Mas essa crise da água chega até as populações em torno de seus eucaliptais. Privadas das águas dos córregos e dos rios, o único recurso que restou foi recorrer à água no subsolo. O que em breve tempo a tornaria inviável pela profundidade que ela chegou. Com o rebaixamento do lençol freático, vítima principalmente pela necessidade no crescimento do eucalipto, a água agora só é alcançada a partir de, praticamente, 100 metros de profundidade.

A grande profundidade do lençol freático é prova inconteste de que o eucalipto consome um mundo de água e a busca a grandes profundidades.

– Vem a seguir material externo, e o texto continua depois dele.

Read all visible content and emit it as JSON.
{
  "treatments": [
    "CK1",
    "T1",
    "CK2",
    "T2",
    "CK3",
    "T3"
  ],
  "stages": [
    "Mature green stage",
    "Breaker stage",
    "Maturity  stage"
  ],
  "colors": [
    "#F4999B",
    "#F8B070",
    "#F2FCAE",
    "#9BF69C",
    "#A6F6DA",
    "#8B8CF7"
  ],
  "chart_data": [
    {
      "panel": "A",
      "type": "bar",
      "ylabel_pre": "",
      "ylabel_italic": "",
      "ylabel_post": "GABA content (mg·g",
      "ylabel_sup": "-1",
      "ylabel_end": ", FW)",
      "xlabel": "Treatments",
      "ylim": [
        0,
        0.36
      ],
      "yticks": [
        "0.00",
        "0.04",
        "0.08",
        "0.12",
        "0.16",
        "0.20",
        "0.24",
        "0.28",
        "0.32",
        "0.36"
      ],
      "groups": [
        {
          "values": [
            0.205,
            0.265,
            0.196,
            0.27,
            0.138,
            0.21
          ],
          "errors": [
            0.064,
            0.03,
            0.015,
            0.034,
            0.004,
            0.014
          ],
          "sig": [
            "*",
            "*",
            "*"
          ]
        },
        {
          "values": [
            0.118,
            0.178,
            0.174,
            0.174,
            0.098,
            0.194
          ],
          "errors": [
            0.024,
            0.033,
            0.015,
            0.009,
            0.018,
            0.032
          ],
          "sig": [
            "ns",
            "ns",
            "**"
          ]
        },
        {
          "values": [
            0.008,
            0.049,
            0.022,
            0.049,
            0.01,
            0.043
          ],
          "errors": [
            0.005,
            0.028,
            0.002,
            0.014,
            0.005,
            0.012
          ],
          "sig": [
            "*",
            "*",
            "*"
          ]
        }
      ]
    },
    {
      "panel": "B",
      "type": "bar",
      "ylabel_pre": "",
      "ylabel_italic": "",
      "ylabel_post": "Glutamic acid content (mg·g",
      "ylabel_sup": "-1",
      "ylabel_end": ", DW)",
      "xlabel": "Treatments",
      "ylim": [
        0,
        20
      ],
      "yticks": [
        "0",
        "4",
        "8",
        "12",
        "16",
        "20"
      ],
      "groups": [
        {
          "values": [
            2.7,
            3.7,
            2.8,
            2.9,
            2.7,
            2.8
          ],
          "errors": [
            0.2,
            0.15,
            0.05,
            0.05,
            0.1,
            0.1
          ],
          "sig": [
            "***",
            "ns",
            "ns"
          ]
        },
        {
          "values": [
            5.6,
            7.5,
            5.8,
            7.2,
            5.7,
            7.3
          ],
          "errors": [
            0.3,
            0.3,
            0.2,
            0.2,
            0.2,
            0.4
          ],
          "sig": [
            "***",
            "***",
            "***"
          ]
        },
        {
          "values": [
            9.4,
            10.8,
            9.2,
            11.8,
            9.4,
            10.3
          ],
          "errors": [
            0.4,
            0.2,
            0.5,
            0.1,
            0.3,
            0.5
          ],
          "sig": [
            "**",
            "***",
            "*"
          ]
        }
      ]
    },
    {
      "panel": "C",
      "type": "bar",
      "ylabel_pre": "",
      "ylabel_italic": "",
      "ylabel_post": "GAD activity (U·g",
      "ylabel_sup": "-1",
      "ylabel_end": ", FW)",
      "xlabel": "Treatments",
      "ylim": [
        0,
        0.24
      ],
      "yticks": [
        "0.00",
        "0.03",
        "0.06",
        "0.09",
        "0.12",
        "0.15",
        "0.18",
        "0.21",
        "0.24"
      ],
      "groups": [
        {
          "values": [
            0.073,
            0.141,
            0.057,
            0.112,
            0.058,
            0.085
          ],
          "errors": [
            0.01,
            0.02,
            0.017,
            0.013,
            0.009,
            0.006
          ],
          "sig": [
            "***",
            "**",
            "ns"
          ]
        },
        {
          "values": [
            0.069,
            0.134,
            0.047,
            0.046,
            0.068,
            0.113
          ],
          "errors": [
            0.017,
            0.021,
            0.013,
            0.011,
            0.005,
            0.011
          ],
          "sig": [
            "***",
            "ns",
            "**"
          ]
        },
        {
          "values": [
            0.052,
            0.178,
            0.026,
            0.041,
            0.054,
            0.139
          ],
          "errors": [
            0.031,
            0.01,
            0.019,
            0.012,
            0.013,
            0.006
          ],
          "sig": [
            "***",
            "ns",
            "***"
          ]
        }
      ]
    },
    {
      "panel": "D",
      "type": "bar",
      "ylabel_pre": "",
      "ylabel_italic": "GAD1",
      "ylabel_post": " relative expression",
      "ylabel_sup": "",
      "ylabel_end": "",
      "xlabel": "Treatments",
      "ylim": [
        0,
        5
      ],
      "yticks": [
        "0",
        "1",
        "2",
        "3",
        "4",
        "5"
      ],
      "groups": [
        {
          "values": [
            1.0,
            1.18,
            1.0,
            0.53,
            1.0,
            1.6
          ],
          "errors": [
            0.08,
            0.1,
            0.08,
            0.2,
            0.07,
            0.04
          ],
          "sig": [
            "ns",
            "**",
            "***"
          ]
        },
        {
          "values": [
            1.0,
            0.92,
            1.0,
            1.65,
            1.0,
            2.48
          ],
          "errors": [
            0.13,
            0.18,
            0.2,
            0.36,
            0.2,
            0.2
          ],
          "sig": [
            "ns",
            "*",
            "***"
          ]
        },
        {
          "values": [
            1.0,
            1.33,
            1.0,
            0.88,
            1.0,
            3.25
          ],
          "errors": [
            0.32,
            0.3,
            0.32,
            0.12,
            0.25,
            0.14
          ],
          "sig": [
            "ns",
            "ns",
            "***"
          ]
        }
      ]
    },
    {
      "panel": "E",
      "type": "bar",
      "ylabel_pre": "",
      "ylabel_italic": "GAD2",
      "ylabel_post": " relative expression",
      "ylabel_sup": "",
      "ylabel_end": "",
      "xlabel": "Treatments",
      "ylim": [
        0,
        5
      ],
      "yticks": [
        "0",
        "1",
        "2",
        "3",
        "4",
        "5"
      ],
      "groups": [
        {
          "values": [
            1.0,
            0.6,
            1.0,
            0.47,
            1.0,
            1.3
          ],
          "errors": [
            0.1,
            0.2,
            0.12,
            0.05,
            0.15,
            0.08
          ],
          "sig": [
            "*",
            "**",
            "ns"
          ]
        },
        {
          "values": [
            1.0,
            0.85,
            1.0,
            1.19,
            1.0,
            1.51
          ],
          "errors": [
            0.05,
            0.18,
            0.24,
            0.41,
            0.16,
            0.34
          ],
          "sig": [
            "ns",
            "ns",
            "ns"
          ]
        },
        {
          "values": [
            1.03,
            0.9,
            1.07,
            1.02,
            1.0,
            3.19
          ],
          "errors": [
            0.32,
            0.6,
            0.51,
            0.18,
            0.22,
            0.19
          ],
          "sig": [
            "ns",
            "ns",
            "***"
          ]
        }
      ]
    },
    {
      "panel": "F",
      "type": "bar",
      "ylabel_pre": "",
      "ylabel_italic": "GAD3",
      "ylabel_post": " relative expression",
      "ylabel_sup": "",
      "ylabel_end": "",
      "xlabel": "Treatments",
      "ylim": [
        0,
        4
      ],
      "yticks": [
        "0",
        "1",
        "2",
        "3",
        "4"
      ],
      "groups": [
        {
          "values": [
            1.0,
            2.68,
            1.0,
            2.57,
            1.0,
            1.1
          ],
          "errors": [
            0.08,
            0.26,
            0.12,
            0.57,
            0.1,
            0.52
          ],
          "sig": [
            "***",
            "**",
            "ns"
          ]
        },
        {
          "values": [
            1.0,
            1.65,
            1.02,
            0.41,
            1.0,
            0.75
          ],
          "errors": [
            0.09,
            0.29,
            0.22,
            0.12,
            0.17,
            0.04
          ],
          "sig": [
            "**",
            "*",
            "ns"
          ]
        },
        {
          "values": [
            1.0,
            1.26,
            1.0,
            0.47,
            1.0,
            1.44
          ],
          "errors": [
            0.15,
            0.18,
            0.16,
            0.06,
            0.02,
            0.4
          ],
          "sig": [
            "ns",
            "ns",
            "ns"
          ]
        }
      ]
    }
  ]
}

Como os poços artesianos são caros, a situação chegou a um tal ponto que as comunidades perderam, por recursos próprios, a condição de captar água para as suas necessidades básicas. Aí entrou a empresa pra propor fazer os poços artesianos mediante um acordo de boa convivência entre as partes. Sem maiores exigências que não fosse as suas entidades não usarem nela o nome quilombola.

Mas como negar a própria identidade e deixar de lado a luta contra a Aracruz Celulose (Fibria) pela retomada de seu território, um mundo de terras (cerca de 50 mil hectares), que a empresa tomou à força ou comprou a preços vis a partir dos anos 60 do século passado?

Pela retomada do território quilombola de Sapê do Norte é que luta a Associação dos Pequenos Agricultores Vizinhos dos Empreendimentos Industriais de Conceição da Barra e São Mateus, criada por Serafim.

As lutas dos quilombolas pela terra e pela urgente tarefa de salvar a água, ainda que seja só para a subsistência, prometem combates ferozes e próximos.